Es ist ja auch verständlich, dass es nach den Vernichtungen des 2. Weltkrieges "nur aufwärts" gehen konnte. Sowas hatten wir schon einmal: die Reichsgründung 1871 wurde von den allermeisten als ein Aufbruch wahrgenommen; nach zwei Generationen der Unzufriedenheit, Unzulänglichkeit und Unruhe war endlich ein in Europa konkurrenzfähiges politisches Modell für "Deutschland" realisiert worden. Der Innovationsschub der Gründerzeit und das schnelle Wachstum der Bevölkerung erforderten auch große bauliche Reformen: in diesen Jahren verloren die meisten Städte mehr historische Bausubstanz als in Jahrhunderten zuvor, in Köln ging z. B. nicht nur die Stadtmauer aus dem 12. Jahrhundert drauf, sondern auch ein großer Teil der römischen Befestigung.

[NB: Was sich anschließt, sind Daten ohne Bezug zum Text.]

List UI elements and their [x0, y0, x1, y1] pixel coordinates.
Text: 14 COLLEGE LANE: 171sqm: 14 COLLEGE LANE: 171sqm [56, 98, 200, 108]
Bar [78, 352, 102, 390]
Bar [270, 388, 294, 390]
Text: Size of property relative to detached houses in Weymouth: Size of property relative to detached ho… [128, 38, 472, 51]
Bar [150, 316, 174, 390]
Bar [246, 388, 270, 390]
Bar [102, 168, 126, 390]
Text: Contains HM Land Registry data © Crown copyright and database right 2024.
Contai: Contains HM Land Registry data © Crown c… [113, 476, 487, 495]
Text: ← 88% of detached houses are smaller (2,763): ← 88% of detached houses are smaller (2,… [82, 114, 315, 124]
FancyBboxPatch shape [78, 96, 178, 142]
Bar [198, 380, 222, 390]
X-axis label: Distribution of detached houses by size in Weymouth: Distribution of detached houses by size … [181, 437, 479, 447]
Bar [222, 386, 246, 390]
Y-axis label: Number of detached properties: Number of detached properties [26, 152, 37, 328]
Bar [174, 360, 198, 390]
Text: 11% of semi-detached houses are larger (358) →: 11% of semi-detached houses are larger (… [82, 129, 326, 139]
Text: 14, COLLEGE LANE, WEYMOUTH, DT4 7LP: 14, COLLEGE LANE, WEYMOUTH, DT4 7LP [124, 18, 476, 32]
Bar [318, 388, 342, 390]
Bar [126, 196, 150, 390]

Aus heutiger Sicht kann das Wegplanieren der historischen und die Ersetzung durch moderne Bauten klarer wahrgenommen werden – damals wurden die historischen durch historisierende Bauten ersetzt, da das Kaisertum als Regierungsstruktur nicht konservativ, sondern rückwärts orientiert war – weg von modernen Ideen, hin zu romantischer Verklärung mittelalterlicher Ideale wie Stände, Gilden, Reichstagspracht und Bürgerstolz.
Ein guter Teil dieser Rückwärtsorientiertheit steckt auch in den modernen Rekonstruktionen (die sich in der Tat mit den historisierenden Bauwerken der Kaiserzeit mischen), es ist weniger Liebe zum Alten als Angst vor dem Neuen, das die alten Bauten neu entstehen lässt – Zukunftsangst.
Die ist aber auch nicht ganz unberechtigt. Zum einen ist die Vision der Zukunft spätestens seit den 70ern eher als Dystopie denn als Utopie ausgeprägt. Zum anderen hat sich seit der Bauhaus-Revolution aus dem neuen Formenschatz noch kein moderner Formencode entwickelt, der tatsächlich einfach nur akzeptiert wird; Materialentwicklung und Stilentwicklung haben auch hier eine Art "Unlesbarkeit" hervorgebracht, wie sie auch moderner Kunst zueigen ist – der individuelle Künstler bestimmt das Kunstwerk, nicht etwa die Kunstrichtung.
Zum anderen – die historisierenden Bauwerke der Kaiserzeit, die uns heute als so schnuckelig und schön erscheinen, sind schnuckelig und schön. Zu sehr.Die historisierenden Stilelemente werden nicht eingesetzt, ssie wurden gehäuft: kein Baumeister der Rennaissance hätte das Haus, in dem ich wohne, mit diesen Stilattributen so zugekleistert wie es 1900 gemacht wurde – stilistisch gesehen waren die Jahre zwischen 1870 und 1925 unglücklicher und zerstrittener, als unsere es sind. Wir leben, auch wenn es sich vielleicht nicht so anfühlt, in einer Zeit verhältnismäßiger politischer und kultureller Homogenität, verglichen mit der eben beschriebenen. Die eindeutig zuzuordnenden politischen Statements, die durch Architektur gemacht werden, stechen deshalb umso spürbarer heraus – sei es PdR-Abriss, sei es Schloss-Neubau.